Presence of LGE is known to be a strong predictor of clinical events in patients with stable CAD [3, 4]. In our study, this finding could be confirmed. By adding presence of LGE to the former elaborated risk prediction models, a significant improvement in prognostic power could be observed. In the past, several attempts have been made to evaluate the potential benefit that would arise from quantification of this important variable [22]. Still, the studies available provide inconclusive results and a uniform way of assessing and reporting the extent of LGE could not be elaborated, yet. One study evaluating the prevalence and prognosis of LGE in 1148 patients with known or suspected CAD and normal wall motion defined a study-specific median size of LGE of 6.25 % of myocardium [23]. Patients with LGE lower than the median had no significant increase in risk for cardiac death and non-fatal myocardial infarction on multivariate testing compared to patients without LGE. LGE greater than the median resulted in a hazard ratio of 7.96 which was a significant increase (p = 0.001).

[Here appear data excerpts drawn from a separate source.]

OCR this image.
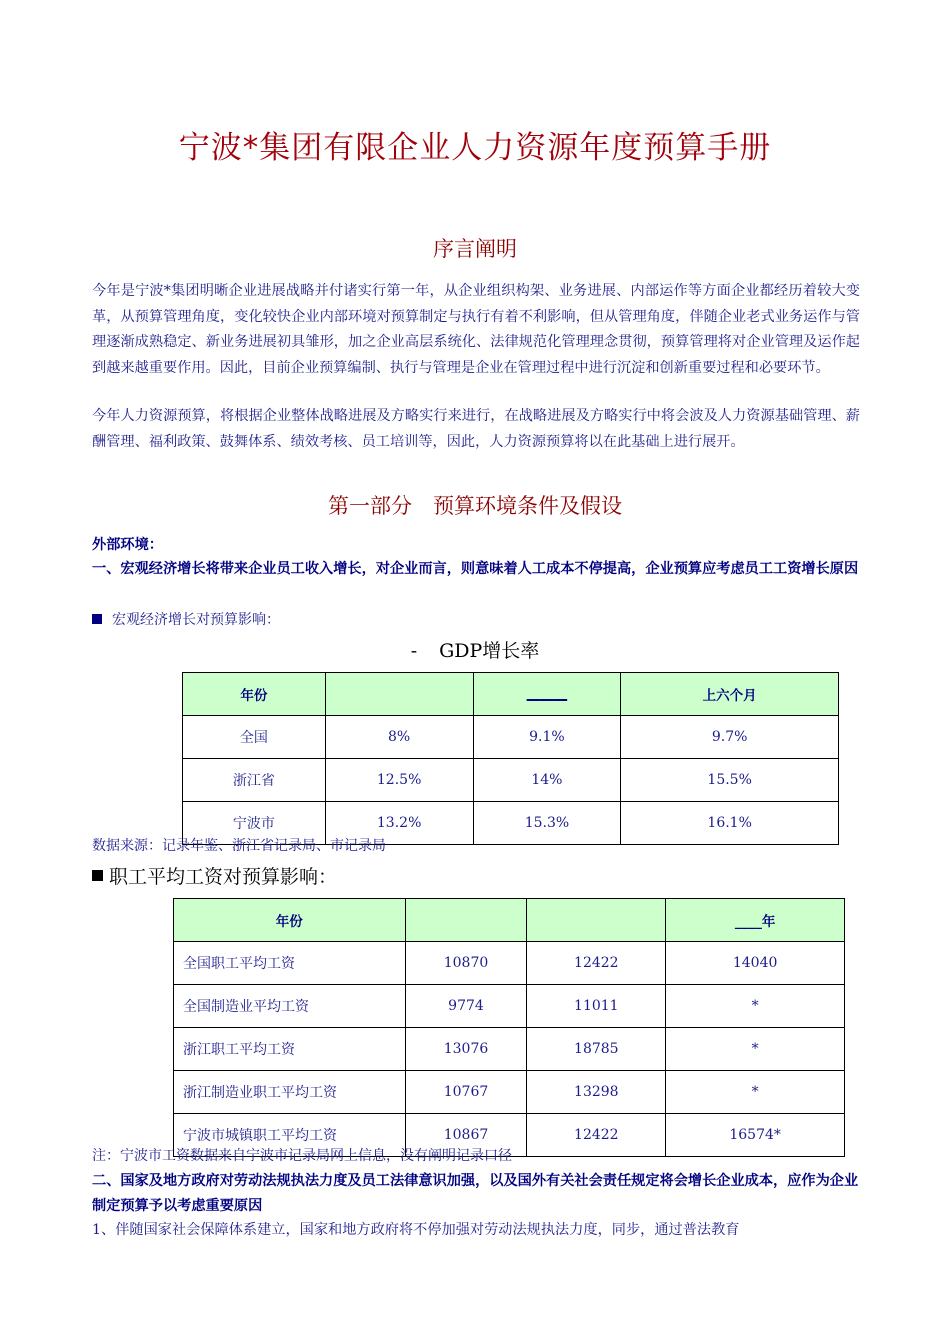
宁波*集团有限企业人力资源年度预算手册
序言阐明

今年是宁波*集团明晰企业进展战略并付诸实行第一年，从企业组织构架、业务进展、内部运作等方面企业都经历着较大变革，从预算管理角度，变化较快企业内部环境对预算制定与执行有着不利影响，但从管理角度，伴随企业老式业务运作与管理逐渐成熟稳定、新业务进展初具雏形，加之企业高层系统化、法律规范化管理理念贯彻，预算管理将对企业管理及运作起到越来越重要作用。因此，目前企业预算编制、执行与管理是企业在管理过程中进行沉淀和创新重要过程和必要环节。

今年人力资源预算，将根据企业整体战略进展及方略实行来进行，在战略进展及方略实行中将会波及人力资源基础管理、薪酬管理、福利政策、鼓舞体系、绩效考核、员工培训等，因此，人力资源预算将以在此基础上进行展开。

第一部分　预算环境条件及假设

外部环境：

一、宏观经济增长将带来企业员工收入增长，对企业而言，则意味着人工成本不停提高，企业预算应考虑员工工资增长原因

宏观经济增长对预算影响：

- GDP增长率

年份		______	上六个月
全国	8%	9.1%	9.7%
浙江省	12.5%	14%	15.5%
宁波市	13.2%	15.3%	16.1%

数据来源：记录年鉴、浙江省记录局、市记录局

职工平均工资对预算影响：

年份			____年
全国职工平均工资	10870	12422	14040
全国制造业平均工资	9774	11011	*
浙江职工平均工资	13076	18785	*
浙江制造业职工平均工资	10767	13298	*
宁波市城镇职工平均工资	10867	12422	16574*

注：宁波市工资数据来自宁波市记录局网上信息，没有阐明记录口径

二、国家及地方政府对劳动法规执法力度及员工法律意识加强，以及国外有关社会责任规定将会增长企业成本，应作为企业制定预算予以考虑重要原因

1、伴随国家社会保障体系建立，国家和地方政府将不停加强对劳动法规执法力度，同步，通过普法教育
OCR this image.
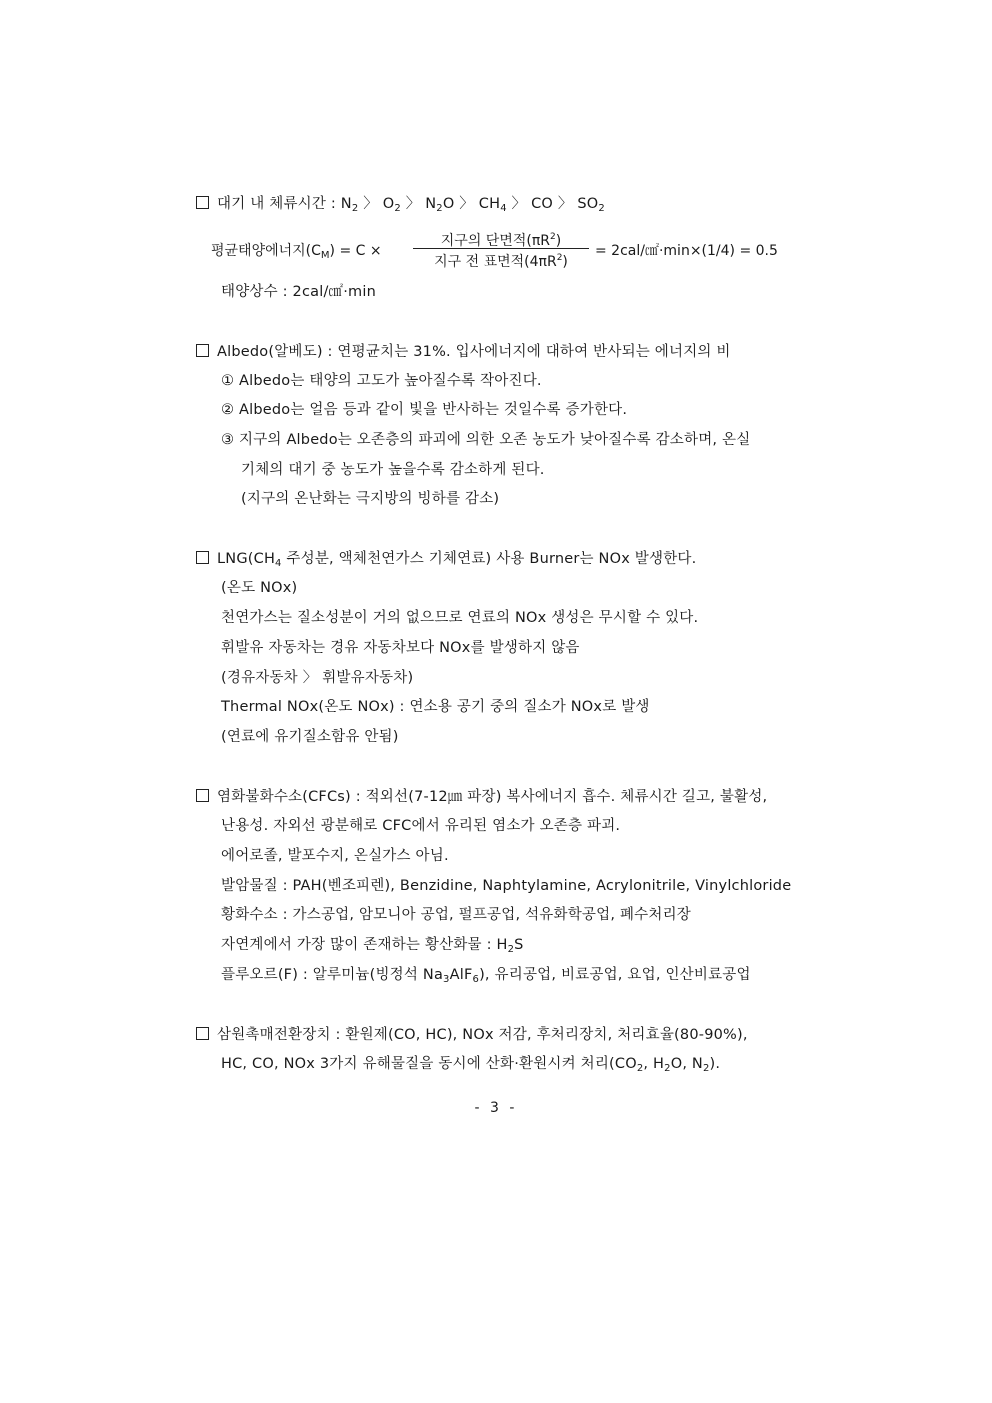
대기 내 체류시간 : $N_2$ 〉 $O_2$ 〉 $N_2O$ 〉 $CH_4$ 〉 CO 〉 $SO_2$
평균태양에너지$(C_M) = C$ ×
지구의 단면적$(\pi R^2)$
지구 전 표면적$(4\pi R^2)$
= 2cal/㎠·min×(1/4) = 0.5
태양상수 : 2cal/㎠·min
Albedo(알베도) : 연평균치는 31%. 입사에너지에 대하여 반사되는 에너지의 비
① Albedo는 태양의 고도가 높아질수록 작아진다.
② Albedo는 얼음 등과 같이 빛을 반사하는 것일수록 증가한다.
③ 지구의 Albedo는 오존층의 파괴에 의한 오존 농도가 낮아질수록 감소하며, 온실
기체의 대기 중 농도가 높을수록 감소하게 된다.
(지구의 온난화는 극지방의 빙하를 감소)
$LNG(CH_4$ 주성분, 액체천연가스 기체연료) 사용 Burner는 NOx 발생한다.
(온도 NOx)
천연가스는 질소성분이 거의 없으므로 연료의 NOx 생성은 무시할 수 있다.
휘발유 자동차는 경유 자동차보다 NOx를 발생하지 않음
(경유자동차 〉 휘발유자동차)
Thermal NOx(온도 NOx) : 연소용 공기 중의 질소가 NOx로 발생
(연료에 유기질소함유 안됨)
염화불화수소(CFCs) : 적외선(7-12㎛ 파장) 복사에너지 흡수. 체류시간 길고, 불활성,
난용성. 자외선 광분해로 CFC에서 유리된 염소가 오존층 파괴.
에어로졸, 발포수지, 온실가스 아님.
발암물질 : PAH(벤조피렌), Benzidine, Naphtylamine, Acrylonitrile, Vinylchloride
황화수소 : 가스공업, 암모니아 공업, 펄프공업, 석유화학공업, 폐수처리장
자연계에서 가장 많이 존재하는 황산화물 : $H_2S$
플루오르(F) : 알루미늄(빙정석 $Na_3AlF_6$), 유리공업, 비료공업, 요업, 인산비료공업
삼원촉매전환장치 : 환원제(CO, HC), NOx 저감, 후처리장치, 처리효율(80-90%),
HC, CO, NOx 3가지 유해물질을 동시에 산화·환원시켜 처리($CO_2$, $H_2O$, $N_2$).
- 3 -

It is of note, that only patients with normal wall motion score, and thus normal LVEF were included in this study. Another study evaluating the prognostic value of LGE in a comparable cohort of 1644 patients came to similar results pointing out the strong association between LGE and hard clinical events. Moreover, it could be demonstrated that an increase in LGE resulted in a further increase of risk (patients with LGE ≤20 %: hazard ratio 2.49, p = 0.032; patients with LGE >20 %: hazard ratio 7.77, p < 0.001) [24]. In our study, quantification of LGE was performed on a segmental basis in a subgroup of 655 patients. According to general recommendations, the number of LGE affected segments were normalized to the total number of myocardial segments [25]. Quantification of LGE yielded highly significant results on univariate testing (hazard ratio 12.76, p < 0.0001). Interestingly, it lost its significance on multivariate testing when added to models that contained the variable LVEF. It could be supposed that this finding could be explained because of the strong collinearity between these variables, nevertheless, presence of LGE remained a strong predictor of clinical endpoints in this large cohort of CAD patients.

Limitations

Our study exhibits several limitations that need to be addressed. Because of its retrospective character, it is not possible to conclude information beyond risk stratification. Especially, consequences concerning patient management could not be drawn, yet. It has to be mentioned that information on quantification of LGE only was available in a subgroup of patients and that no quantitative assessment of the extent of LGE or evaluation of transmurality was performed. Nevertheless, the subgroup consisted of 655 patients that were representative for the whole study cohort. Thus, above described analysis can considered to be acceptable and rational. Anticipatory, emerging techniques, such as T1- and T2-mapping are thought to have the potential to improve automatic quantification of injured myocardium, and thus might further ameliorate the understanding of the complex interactions concerning prognosis prediction and patient management [26].

Conclusion

In this study, a large cohort of patients with stable CAD derived from three experienced CMR centers was analyzed. LVEF thresholds at 50 and 35 % could be defined as being most useful and predictive concerning risk stratification. These LVEF thresholds in combination with the assessment of LGE allowed for excellent discrimination between low, mid and high risk prognosis.